Saturday’s razor-thin, predawn approval of a spending plan in the Senate is being called a victory by Democrats — but Republicans emerged from the all-nighter with momentum on two key issues: deficit reduction and the Keystone XL pipeline.
The Senate passed its first budget in four years at the end of an exhausting, 13-hour “vote-a-rama” early Saturday, and before the debate was over, lawmakers from both parties had come together in support for the stalled Canada-to-Texas pipeline.
The Senate voted 62-37 on an amendment supporting Keystone, with 17 Democrats joining the chamber’s 45 Republicans.
The GOP also peeled off Democratic votes on the overall budget, which passed 50-49, with defections by four Democrats — all facing tough re-election campaigns in traditionally red states next year.
Citing concerns about spending and joining Republicans in voting no were Montana’s Max Baucus, North Carolina’s Kay R. Hagan, Arkansas’ Mark L. Pryor and Alaska’s Mark Begich.
“Alaskans expect us to finish the job and make this staggering deficit manageable,” Mr. Begich said. “Passing this problem off to our children is not an option.”
The budget, from Senate Budget Committee Chairwoman Patty Murray, Washington Democrat, calls for a “balanced approach” of $3.7 trillion in spending for fiscal 2014 and about $3 trillion in taxes, leaving a deficit of nearly $700 billion.
House Republicans, meanwhile, balked at new taxes in the spending proposal written by 2012 vice presidential nominee Rep. Paul Ryan that would balance the budget in 10 years.
Budgets are not signed into law, but provide a map for both the tax and spending committees to move forward, setting up potentially contentious negotiations in the weeks ahead.
“The best opportunity for reform that we have had in a long time will be in the next few months,” said Sen. Bob Corker, Tennessee Republican, calling on Democrats to overhaul entitlement spending that is driving the nation’s debt.
Yet the chambers are unlikely to divorce themselves from their irreconcilable principles on taxes and spending, the type of partisan deadlock that has prompted Washington to hop from one short-term budget pact to another in recent years.
President Obama will bring a third blueprint to the table, although Republicans already are needling him over its belated status.
“The president has again failed to follow the law requiring him to submit his budget by the first Monday in February,” said Sen. Mike Lee, Utah Republican, in his party’s weekly address. “In what clearly falls into the category of a day late and a dollar short, he announced he wouldn’t submit his budget until the second week of April.”
Budget debates provide senators wide latitude to offer nonbinding amendments, and it took the chamber from 3 p.m. Friday to the wee hours of Saturday to wade through 70 amendments, which forced lawmakers to let their constituents and colleagues know where they stand on top issues.

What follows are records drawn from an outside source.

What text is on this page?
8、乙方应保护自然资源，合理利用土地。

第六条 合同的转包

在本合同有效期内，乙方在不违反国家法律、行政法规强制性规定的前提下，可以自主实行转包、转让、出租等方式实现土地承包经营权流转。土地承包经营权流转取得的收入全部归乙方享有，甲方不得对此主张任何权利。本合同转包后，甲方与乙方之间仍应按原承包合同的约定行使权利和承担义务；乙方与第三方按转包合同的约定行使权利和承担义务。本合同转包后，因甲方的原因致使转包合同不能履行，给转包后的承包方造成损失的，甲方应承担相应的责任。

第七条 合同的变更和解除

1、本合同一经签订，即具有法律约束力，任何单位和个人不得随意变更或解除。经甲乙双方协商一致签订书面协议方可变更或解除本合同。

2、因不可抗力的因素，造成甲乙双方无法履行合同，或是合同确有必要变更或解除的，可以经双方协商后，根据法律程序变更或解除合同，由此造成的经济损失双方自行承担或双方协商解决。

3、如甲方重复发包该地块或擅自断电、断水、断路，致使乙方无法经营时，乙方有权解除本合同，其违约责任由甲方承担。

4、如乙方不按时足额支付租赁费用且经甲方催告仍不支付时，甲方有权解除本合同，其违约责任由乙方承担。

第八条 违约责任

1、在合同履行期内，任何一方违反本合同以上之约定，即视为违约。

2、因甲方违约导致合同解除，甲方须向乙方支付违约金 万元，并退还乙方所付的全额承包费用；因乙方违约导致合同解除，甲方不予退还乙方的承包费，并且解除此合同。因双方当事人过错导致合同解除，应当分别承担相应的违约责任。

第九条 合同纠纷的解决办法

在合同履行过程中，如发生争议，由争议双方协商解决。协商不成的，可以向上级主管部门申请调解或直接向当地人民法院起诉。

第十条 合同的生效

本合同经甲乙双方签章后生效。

Lawmakers generated steady cross-traffic from the front of the Senate chamber to the cloakrooms at the back, while aides packed into the corners and shuffled paper with their bosses. Many lawmakers looked down at sheets to see what they were voting on before pointing up or down to voice their positions.
“Doing this has been a herculean feat,” Majority Leader Harry Reid, Nevada Democrat, said on the floor while the clock ticked past 4:36 a.m.
The Senate approved a bipartisan amendment that calls on Congress to pass its budget every two years, instead of annually, a decision that seemed fitting amid the hectic display throughout Friday.
“Obamacare” played a dominant role in the vote-a-rama, with several amendments designed to either buttress or strip away the Affordable Care Act’s taxes and mandates. Many of the measures were defeated, such as an attempt by Sen. Deb Fischer, Nebraska Republican, to do away with the mandate that requires many employers to insure contraception.
Yet an amendment from Sen. Tom Coburn, Oklahoma Republican, to fix a quirk in the law that sends Medicare reimbursement funds away from some states and into places like Massachusetts received a thumbs-up from the chamber.
Mrs. Murray said her overall budget “cuts spending responsibly and calls on the wealthiest Americans and biggest corporations to pay their fair share,” placing an emphasis the nation’s economic recovery before all else.
“That is the kind of approach that is supported by the vast majority of the American people,” she said, “and the Senate stood strongly behind that.”